Esa noche no dormí bien, una y otra vez venían a mi mente los momentos mágicos vividos esa tarde. Al despuntar el día, abrí de par en par las ventanas. A pesar del frío, aspiré con placer el aire puro mientras veía ascender el sol en el horizonte. Ansiaba que el día transcurriera rápido para correr a la montaña en la tarde. Por momentos pensé que le estaba dando demasiada importancia al encuentro con Iván, pero… no lo podía evitar.

Al atardecer acudí al mismo lugar, pero no lo encontré y un tanto decepcionada me dispuse a regresar, el cielo estaba nublado y oscurecería más temprano. De pronto escuché su voz:

—Alina, espera, no te vayas…

Las nubes despejaron el sol y vi a Iván muy cerca de mí. No supe de dónde salió. Esta vez, nos miramos en silencio, nos abrazamos y caminamos de la mano por la ladera contemplando el paisaje. Experimentaba una plenitud que no conocía y esa sensación, sin duda, se la debía a él. Sentíamos algo especial, como si nos conociéramos de siempre, nos detuvimos un momento a contemplar dos águilas que sobrevolaban un picacho cercano donde al parecer tenían su nido. Apoyé mi cabeza en su pecho y él rodeó mi cintura, después de un rato, nos miramos largamente a los ojos y nos besamos primero fue una caricia suave y tierna, por instantes, se convirtió en una explosión y la sensación de encontrar algo, después de una larga espera, sus brazos acariciaban mi espalda y me aferré a su cuerpo con una insospechada pasión que nunca había sentido. El tiempo se detuvo mientras sus labios hábilmente jugaban con los míos, despertando una pasión guardada, que ni yo misma conocía y que estalló como un volcán. Sonreímos y caminamos en silencio con una sensación de felicidad que llenaba el alma. Cerca del arroyuelo estaba una cabaña, él me miró con dulzura diciéndome:

—Ven, entremos… creo que te esperé muchos años.

Nada sabía de él, Iván ignoraba cómo era mi vida, pero ambos sabíamos que algo había surgido y despertó al encontrarnos.

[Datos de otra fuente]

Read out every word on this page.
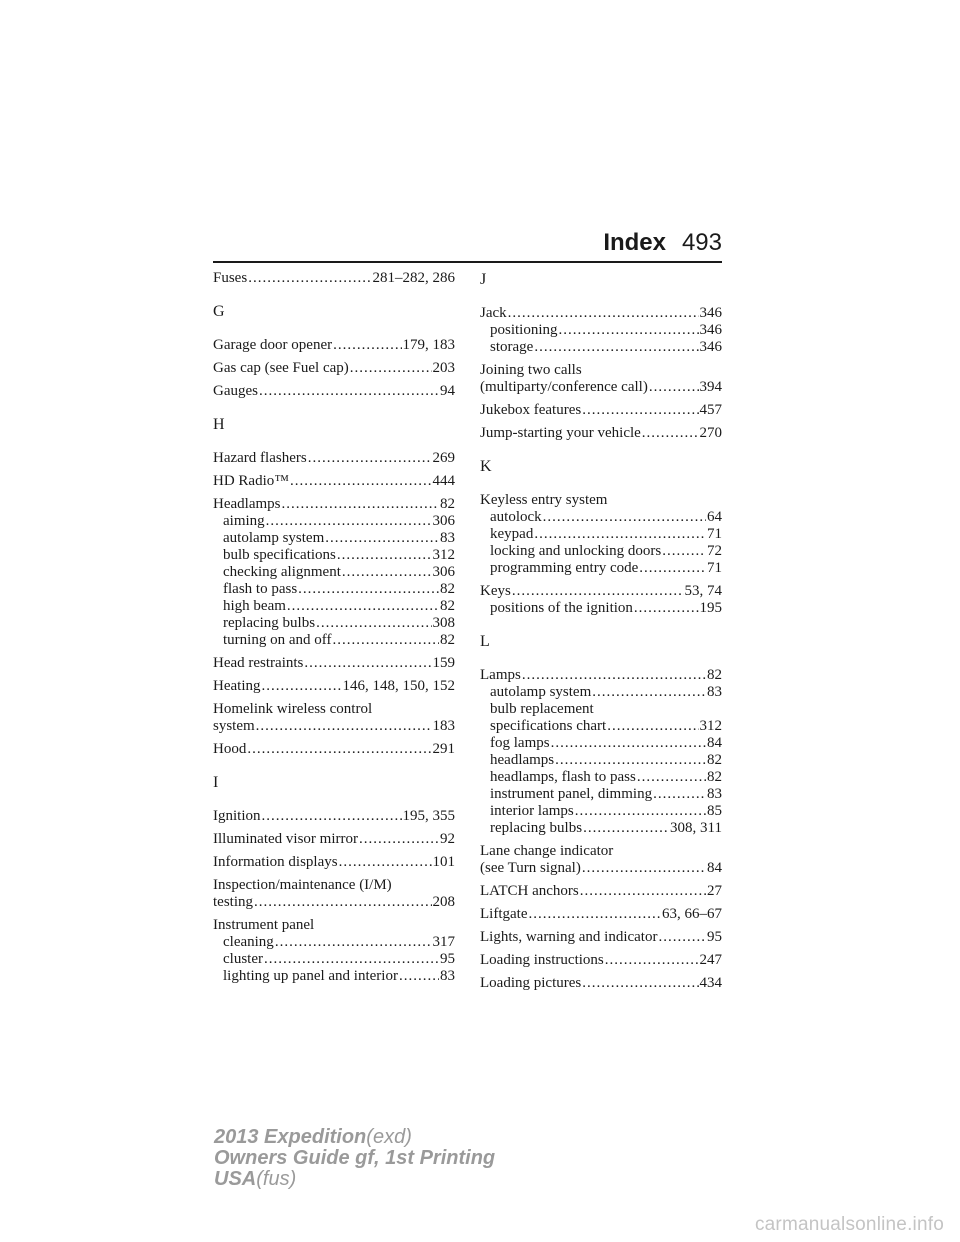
Index 493
Fuses .....	281–282, 286
G
Garage door opener .....	179, 183
Gas cap (see Fuel cap) .....	203
Gauges .....	94
H
Hazard flashers .....	269
HD Radio™ .....	444
Headlamps .....	82
aiming .....	306
autolamp system .....	83
bulb specifications .....	312
checking alignment .....	306
flash to pass .....	82
high beam .....	82
replacing bulbs .....	308
turning on and off .....	82
Head restraints .....	159
Heating .....	146, 148, 150, 152
Homelink wireless control
system .....	183
Hood .....	291
I
Ignition .....	195, 355
Illuminated visor mirror .....	92
Information displays .....	101
Inspection/maintenance (I/M)
testing .....	208
Instrument panel
cleaning .....	317
cluster .....	95
lighting up panel and interior .....	83
J
Jack .....	346
positioning .....	346
storage .....	346
Joining two calls
(multiparty/conference call) .....	394
Jukebox features .....	457
Jump-starting your vehicle .....	270
K
Keyless entry system
autolock .....	64
keypad .....	71
locking and unlocking doors .....	72
programming entry code .....	71
Keys .....	53, 74
positions of the ignition .....	195
L
Lamps .....	82
autolamp system .....	83
bulb replacement
specifications chart .....	312
fog lamps .....	84
headlamps .....	82
headlamps, flash to pass .....	82
instrument panel, dimming .....	83
interior lamps .....	85
replacing bulbs .....	308, 311
Lane change indicator
(see Turn signal) .....	84
LATCH anchors .....	27
Liftgate .....	63, 66–67
Lights, warning and indicator .....	95
Loading instructions .....	247
Loading pictures .....	434
2013 Expedition(exd)
Owners Guide gf, 1st Printing
USA(fus)
carmanualsonline.info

Vivimos tras esas paredes un amor único que sólo nosotros entenderíamos sin anclas, sin promesas, sin juicios… lejos de todo y de todos.

Fueron unos días de magia, donde nos encontramos así, sencillamente sin falso orgullo ni fingimientos ni promesas. Todas las tardes, yo acudía al claro del bosque y él me conducía a su casa. Cuando se llegó el momento de regresar a mi mundo, sencillamente lo hice, no me despedí, pero ambos sabíamos que volveríamos a vernos porque nuestros corazones lo requerían. Recordé en voz alta una frase de W. Shakespeare; “conservar algo que me ayude a recordarte, sería admitir que puedo olvidarte”. Cada vez que podía mis pasos me llevaban a la montaña y vivía un sueño con Iván.

En uno de mis viajes, mi tía me dijo con cierta preocupación al notar la frecuencia de mis paseos por el bosque.

—Ten cuidado hijita, no te alejes mucho; nosotros nunca vamos hacia el río, dicen que el leñador de la cabaña aún espera a su amada que un día se fue para no volver jamás. El hombre desapareció, no se encontró rastro de él, sólo Dios sabe si murió o se fue o vive como ermitaño en la montaña. Dice la gente de por aquí que aún ronda buscando al amor de su vida. De su cabaña sólo quedan sus cimientos, el tiempo y el abandono poco a poco la han destruido, de él, no se sabe nada…

Me estremecí, no comprendía aquella historia pues seguí viéndolo al atardecer cada vez que iba a la montaña; su acogedora cabaña era tibia y… ahí, yo era feliz.